Can you tell us what is a reverse intertrochanteric fracture?
A hip fracture is a break in the femur (thighbone) at the upper end of the shaft near the hip joint.
There are many subtypes of hip fractures. One of the most common is the intertrochanteric fracture. With this type of hip fracture, there is a break or fracture line between two bony bumps on the femur (thigh bone).
The larger bump on the upper outer part of the femur is the greater trochanter. The bump on the inside (medial) part of the femur is the lesser trochanter. A line between these two bumps forms the intertrochanteric line.
In reverse oblique fractures, the major fracture line extends from proximal-medial (upper-inner side of the shaft) to the distal-lateral (lower outer side). This means the fracture line goes in the opposite diagonal direction as the typical intertrochanteric fracture.
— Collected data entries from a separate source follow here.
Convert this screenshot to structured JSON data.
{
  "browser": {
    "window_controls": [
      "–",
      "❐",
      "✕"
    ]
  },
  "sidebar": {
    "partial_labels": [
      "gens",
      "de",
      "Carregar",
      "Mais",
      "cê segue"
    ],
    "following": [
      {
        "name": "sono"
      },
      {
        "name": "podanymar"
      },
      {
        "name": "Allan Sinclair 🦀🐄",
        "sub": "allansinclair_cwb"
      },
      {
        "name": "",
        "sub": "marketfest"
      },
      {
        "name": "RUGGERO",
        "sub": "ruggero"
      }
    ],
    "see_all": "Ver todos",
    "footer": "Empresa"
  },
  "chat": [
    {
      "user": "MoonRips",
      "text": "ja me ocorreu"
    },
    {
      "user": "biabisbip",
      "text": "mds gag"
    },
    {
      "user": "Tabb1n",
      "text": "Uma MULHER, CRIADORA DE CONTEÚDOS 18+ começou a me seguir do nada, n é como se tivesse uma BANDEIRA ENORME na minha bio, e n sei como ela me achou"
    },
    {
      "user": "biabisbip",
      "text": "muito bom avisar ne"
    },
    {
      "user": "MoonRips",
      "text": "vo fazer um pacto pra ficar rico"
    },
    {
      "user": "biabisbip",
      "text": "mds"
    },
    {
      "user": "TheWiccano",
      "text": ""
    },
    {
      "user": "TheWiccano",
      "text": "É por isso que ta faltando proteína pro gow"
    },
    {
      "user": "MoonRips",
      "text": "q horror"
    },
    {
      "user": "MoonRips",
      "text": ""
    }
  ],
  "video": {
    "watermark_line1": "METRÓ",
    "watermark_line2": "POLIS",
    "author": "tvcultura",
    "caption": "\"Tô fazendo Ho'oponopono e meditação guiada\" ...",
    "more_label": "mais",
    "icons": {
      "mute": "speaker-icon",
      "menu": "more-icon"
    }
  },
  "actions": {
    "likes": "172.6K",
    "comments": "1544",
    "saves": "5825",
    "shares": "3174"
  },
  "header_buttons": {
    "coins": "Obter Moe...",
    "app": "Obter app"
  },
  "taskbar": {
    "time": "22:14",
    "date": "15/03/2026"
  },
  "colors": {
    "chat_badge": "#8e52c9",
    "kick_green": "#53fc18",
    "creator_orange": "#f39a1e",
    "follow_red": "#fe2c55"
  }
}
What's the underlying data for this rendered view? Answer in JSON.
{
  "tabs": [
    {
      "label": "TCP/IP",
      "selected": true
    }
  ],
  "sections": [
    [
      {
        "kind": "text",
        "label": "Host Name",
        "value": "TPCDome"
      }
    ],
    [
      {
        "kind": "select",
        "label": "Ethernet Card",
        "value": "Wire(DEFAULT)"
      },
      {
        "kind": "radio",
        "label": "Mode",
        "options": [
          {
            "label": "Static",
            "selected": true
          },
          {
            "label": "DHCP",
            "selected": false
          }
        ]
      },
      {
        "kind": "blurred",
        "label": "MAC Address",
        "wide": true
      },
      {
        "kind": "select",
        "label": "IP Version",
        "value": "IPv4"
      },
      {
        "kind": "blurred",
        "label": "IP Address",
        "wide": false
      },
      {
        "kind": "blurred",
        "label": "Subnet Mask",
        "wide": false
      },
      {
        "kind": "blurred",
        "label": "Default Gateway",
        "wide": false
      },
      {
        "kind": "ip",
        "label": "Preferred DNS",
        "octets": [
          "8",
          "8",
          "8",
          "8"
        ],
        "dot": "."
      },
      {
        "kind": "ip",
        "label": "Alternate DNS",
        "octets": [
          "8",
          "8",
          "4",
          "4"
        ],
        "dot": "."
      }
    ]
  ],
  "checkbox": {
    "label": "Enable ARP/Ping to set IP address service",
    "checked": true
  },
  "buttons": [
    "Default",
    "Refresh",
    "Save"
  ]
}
Treatment is usually with surgery to pin or fix the two sides of the bone in place while the fracture site heals. The surgeon monitors the patient carefully for any signs that the fracture is becoming (or has become) unstable (slips). If this happens, a second operation may be needed to stabilize the fracture site and prevent malunion or nonunion and any deformity that might occur with such a healing displacement.
Sheldon Lichtblau, MD. The Unstable Intertrochanteric Hip Fracture. In Orthopedics. August 2008. Vol. 31. No. 8. Pp. 792-797.